E. E-LOAN will promote and/or advertise the Program where appropriate by:
(i) Advertising at E-LOAN'S cost its participation in the Program.
(ii) Including the Program in E-LOAN's promotional literature as it deems appropriate.
DLMSI PROMOTIONAL MATERIALS AND ADVERTISING
A. At no cost to E-LOAN, at the effective date of this Agreement and from time to time thereafter, DLMSI will provide to E-LOAN, in quantities and frequencies which DLMSI deems reasonably sufficient, the following materials:
(i) Delta SkyMiles applications;
(ii) Delta SkyMiles program brochures; and
(iii) Any other collateral materials to the Program that DLMSI in its sole discretion deems necessary.
B. DLMSI will promote and/or advertise E-LOAN's participation where appropriate by inclusion of E-LOAN'S name and/or logo in every SkyMiles Newsletter when all Program participants are listed or when E-LOAN is a member of a category specific listing.
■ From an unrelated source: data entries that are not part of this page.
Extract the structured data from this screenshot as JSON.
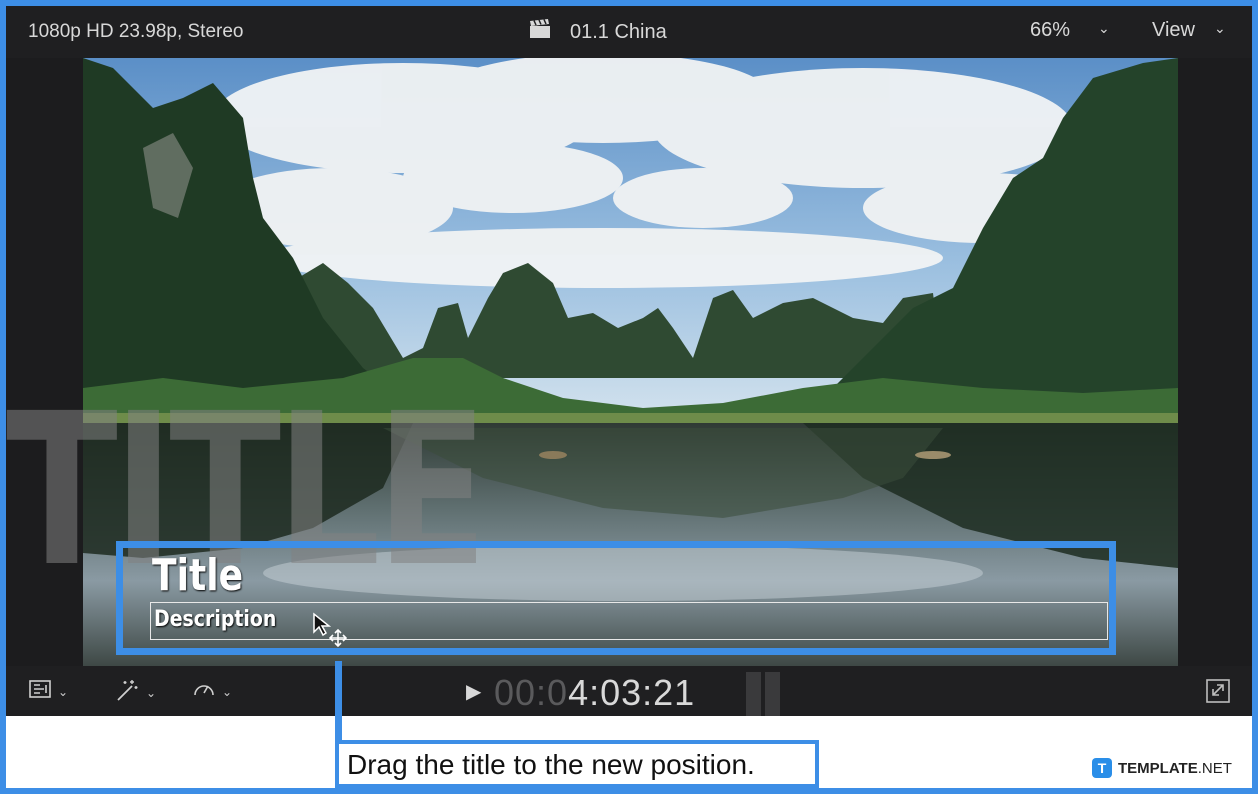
{
  "topbar": {
    "format": "1080p HD 23.98p, Stereo",
    "clip_name": "01.1 China",
    "zoom": "66%",
    "view_label": "View"
  },
  "overlay": {
    "ghost_text": "TITLE",
    "title": "Title",
    "description": "Description"
  },
  "playback": {
    "timecode_dim": "00:0",
    "timecode_lit": "4:03:21"
  },
  "caption": {
    "text": "Drag the title to the new position."
  },
  "brand": {
    "logo_letter": "T",
    "name_bold": "TEMPLATE",
    "name_rest": ".NET"
  },
  "colors": {
    "accent": "#3d8ee6",
    "viewer_bg": "#1c1c1e"
  }
}
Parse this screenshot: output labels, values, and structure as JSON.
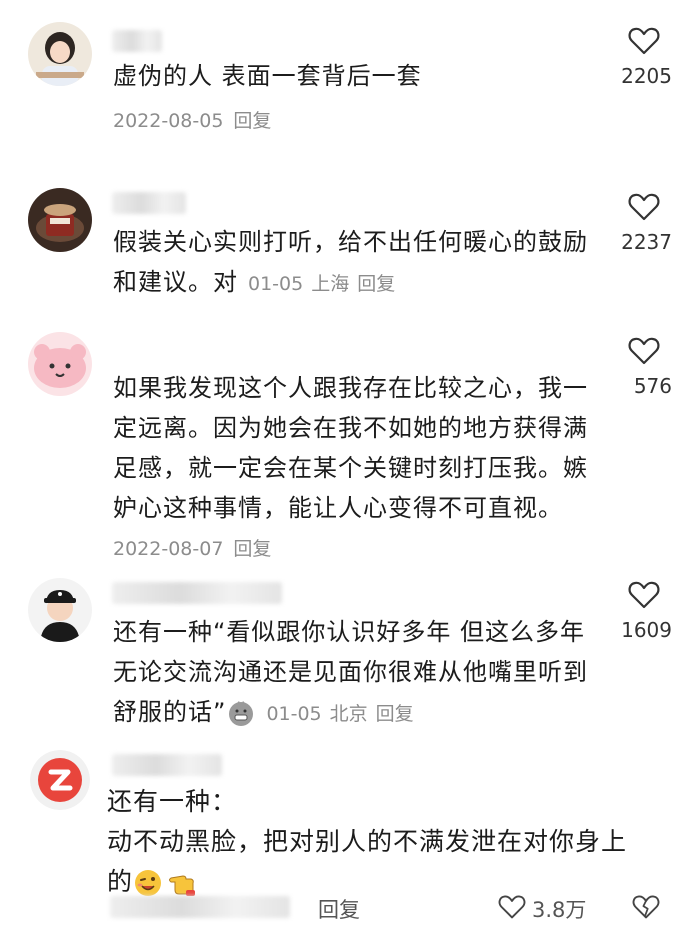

DLMSI will provide newsletter coverage about E-LOAN'S participation in the program in its May 2002 SkyMiles Newsletter.
C. DLMSI agrees to permit E-LOAN to insert promotional material in one (1) SkyMiles mailing in contract year 1, and in one (1) SkyMiles mailing in contract year 2. DLMSI will offer additional promotional material insert space to E-LOAN as it becomes available. DLMSI and E-LOAN will mutually agree on the months for such inserts and E-LOAN agrees to comply with the mailing specifications and deadlines as set by DLMSI. Production and delivery of the inserts to DLMSI and all costs associated therewith shall be the sole responsibility of E-LOAN, content of the insert is subject to DLMSI's prior review and approval. E-LOAN will verify/certify to the best of its knowledge that any insert containing business reply or courtesy reply letter-size cards or envelopes, shall bear the correct facing identification marks (FIM) and bar-code, and all appropriate U.S. Postal Service automation standards. E-LOAN will be liable for and will agree to pay, subject to appeals described by postal laws and regulations, any revenue deficiencies assessed in connection with such reply items.
D. Once per quarter of this Agreement, upon request of E-LOAN, DLMSI shall provide to E-LOAN access to the Delta SkyMiles member database for the purpose of enabling E-LOAN to mail such SkyMiles members materials promoting E-LOAN's loan products, including E LOAN delivered weekly direct mail, e-mail and/or outbound telemarketing to those members who match E-LOAN's, or its third party provider's multiple listing database of consumers who have listed their home for sale ("Purchase Match Program"); such access may be provided by DLMSI directly or indirectly through a mailing service; all materials shall be subject to prior review and approval by DLMSI, which such approval shall not be unreasonably withheld or delayed, and to the consent of members to receive such materials.
E. DLSMI shall create and maintain a link on Delta's primary website, currently located at xxx.xxxxx.xxx, to the E-LOAN co-branded site, which will be located at xxx.xxxxx.xxx/xxxxx. For purposes of this Agreement, a co-branded site is a website containing the service marks of the parties and will include, but is not limited to the following E-LOAN site functionality: Rate Search, Loan Comparison, Application, Tools and Calculators, and E-TRACK. The content and format of the co-branded site shall be mutually-agreeable to E-LOAN and DLMSI.
F. DLSMI shall offer E-LOAN the ability to purchase additional marketing opportunities, per the DLSMI rate card, at the partner rate; provided such marketing opportunities are available. All such marketing shall be subject to prior review and approval by DLSMI, which such approval shall not be unreasonable withheld or delayed, and the consent of members to receive such materials.